In the Boltzmann equation for entropy:
$$S=k \ln W$$
$W$ is defined as the "ways" or complete set of possible configurations of a system. While Boltzmann used this for the kinetic theory of gases we can make the natural extension to the configuration for both of the leagues.
For League A, we have to configure the league into different divisions. The "ways" to do this is a fundamental combinatorial problem. We have $N$ total players in the league, $k$ players in each division and $m$ total divisions:
$$W_{LA} = \frac{N!}{(k!)^m}$$
Where $W_{LA}$ is the ways to arrange league $A$. Determining the number of playoff teams is simple. The top $j$ players from each division are given a playoff spot then the total number of playoff combinations is:
$$W_{PA} = {{k}\choose{j}}^m$$
The total "ways" the league can end the regular season is then the product of the two:
$$W_A = \frac{N!}{(k!)^m}{{k}\choose{j}}^m = \frac{N!}{(j!(k-j)!)^m}$$
For League B if there are $N$ players and $j$ playoff spots, the total possible regular season endings are:
$$W_B = { N \choose j}$$
Clearly there are more configurations for League A.

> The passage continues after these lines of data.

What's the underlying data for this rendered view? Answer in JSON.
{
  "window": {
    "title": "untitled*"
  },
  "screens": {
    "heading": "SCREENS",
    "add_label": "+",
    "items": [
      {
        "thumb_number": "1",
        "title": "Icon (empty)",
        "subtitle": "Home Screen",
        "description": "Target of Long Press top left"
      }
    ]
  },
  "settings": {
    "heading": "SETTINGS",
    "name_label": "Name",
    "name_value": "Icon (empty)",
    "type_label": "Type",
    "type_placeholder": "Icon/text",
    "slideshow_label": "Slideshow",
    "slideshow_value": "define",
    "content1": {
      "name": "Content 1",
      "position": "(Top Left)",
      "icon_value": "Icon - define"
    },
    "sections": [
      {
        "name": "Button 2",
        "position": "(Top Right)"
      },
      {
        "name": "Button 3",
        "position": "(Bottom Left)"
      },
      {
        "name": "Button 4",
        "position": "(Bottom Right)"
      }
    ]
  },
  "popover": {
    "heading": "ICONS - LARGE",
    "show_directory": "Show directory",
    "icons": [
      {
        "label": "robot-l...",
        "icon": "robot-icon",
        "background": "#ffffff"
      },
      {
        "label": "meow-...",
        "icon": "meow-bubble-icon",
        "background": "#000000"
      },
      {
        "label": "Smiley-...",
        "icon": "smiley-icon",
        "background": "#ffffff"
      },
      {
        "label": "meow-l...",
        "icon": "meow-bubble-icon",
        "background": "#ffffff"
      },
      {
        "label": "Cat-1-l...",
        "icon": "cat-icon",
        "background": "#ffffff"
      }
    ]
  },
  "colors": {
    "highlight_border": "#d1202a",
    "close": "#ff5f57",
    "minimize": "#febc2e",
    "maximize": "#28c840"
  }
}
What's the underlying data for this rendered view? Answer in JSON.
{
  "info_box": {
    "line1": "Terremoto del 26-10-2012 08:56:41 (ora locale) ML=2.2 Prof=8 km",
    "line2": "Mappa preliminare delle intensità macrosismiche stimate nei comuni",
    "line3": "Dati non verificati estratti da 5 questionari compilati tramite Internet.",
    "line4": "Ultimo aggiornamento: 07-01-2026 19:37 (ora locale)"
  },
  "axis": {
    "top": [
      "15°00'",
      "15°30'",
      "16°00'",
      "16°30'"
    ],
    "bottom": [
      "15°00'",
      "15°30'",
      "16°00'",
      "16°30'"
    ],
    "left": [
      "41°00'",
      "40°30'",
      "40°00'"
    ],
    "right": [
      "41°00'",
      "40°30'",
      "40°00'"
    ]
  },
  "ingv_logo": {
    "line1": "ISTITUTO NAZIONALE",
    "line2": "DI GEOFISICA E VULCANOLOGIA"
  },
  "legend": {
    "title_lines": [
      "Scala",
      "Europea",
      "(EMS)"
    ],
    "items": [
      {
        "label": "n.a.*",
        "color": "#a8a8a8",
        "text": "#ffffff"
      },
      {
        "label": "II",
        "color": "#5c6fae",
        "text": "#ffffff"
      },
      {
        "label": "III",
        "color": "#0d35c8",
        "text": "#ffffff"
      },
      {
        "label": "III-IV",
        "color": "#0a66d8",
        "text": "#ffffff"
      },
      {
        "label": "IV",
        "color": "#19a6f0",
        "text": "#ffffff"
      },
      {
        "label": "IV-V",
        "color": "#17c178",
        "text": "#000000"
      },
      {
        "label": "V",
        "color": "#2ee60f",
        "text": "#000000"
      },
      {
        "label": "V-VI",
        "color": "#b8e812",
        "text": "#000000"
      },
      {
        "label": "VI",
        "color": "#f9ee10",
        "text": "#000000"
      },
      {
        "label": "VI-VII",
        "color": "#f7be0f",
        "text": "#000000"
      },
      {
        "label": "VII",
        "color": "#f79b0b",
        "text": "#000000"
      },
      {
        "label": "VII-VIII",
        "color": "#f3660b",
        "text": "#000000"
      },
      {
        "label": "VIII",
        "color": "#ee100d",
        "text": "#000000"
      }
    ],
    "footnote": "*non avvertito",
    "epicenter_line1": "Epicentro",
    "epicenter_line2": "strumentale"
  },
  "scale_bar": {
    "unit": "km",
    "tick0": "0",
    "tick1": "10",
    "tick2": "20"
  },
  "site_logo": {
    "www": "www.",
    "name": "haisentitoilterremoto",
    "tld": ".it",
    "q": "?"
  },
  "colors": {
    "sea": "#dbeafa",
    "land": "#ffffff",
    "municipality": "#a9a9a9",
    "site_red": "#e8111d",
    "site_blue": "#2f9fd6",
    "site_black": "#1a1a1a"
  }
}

I've also created a qualitative picture to show you how many "ways" there are to configure both leagues.
I used a natural fantasy football setup where I tried to keep division size greater than 3 teams and the same number of playoff teams in both leagues.
In a Maximum Entropy sense, because this is an unconstrained problem and have no more information, this problem would match the Laplace "Principle of Indifference" which simplifies into the uniform distribution.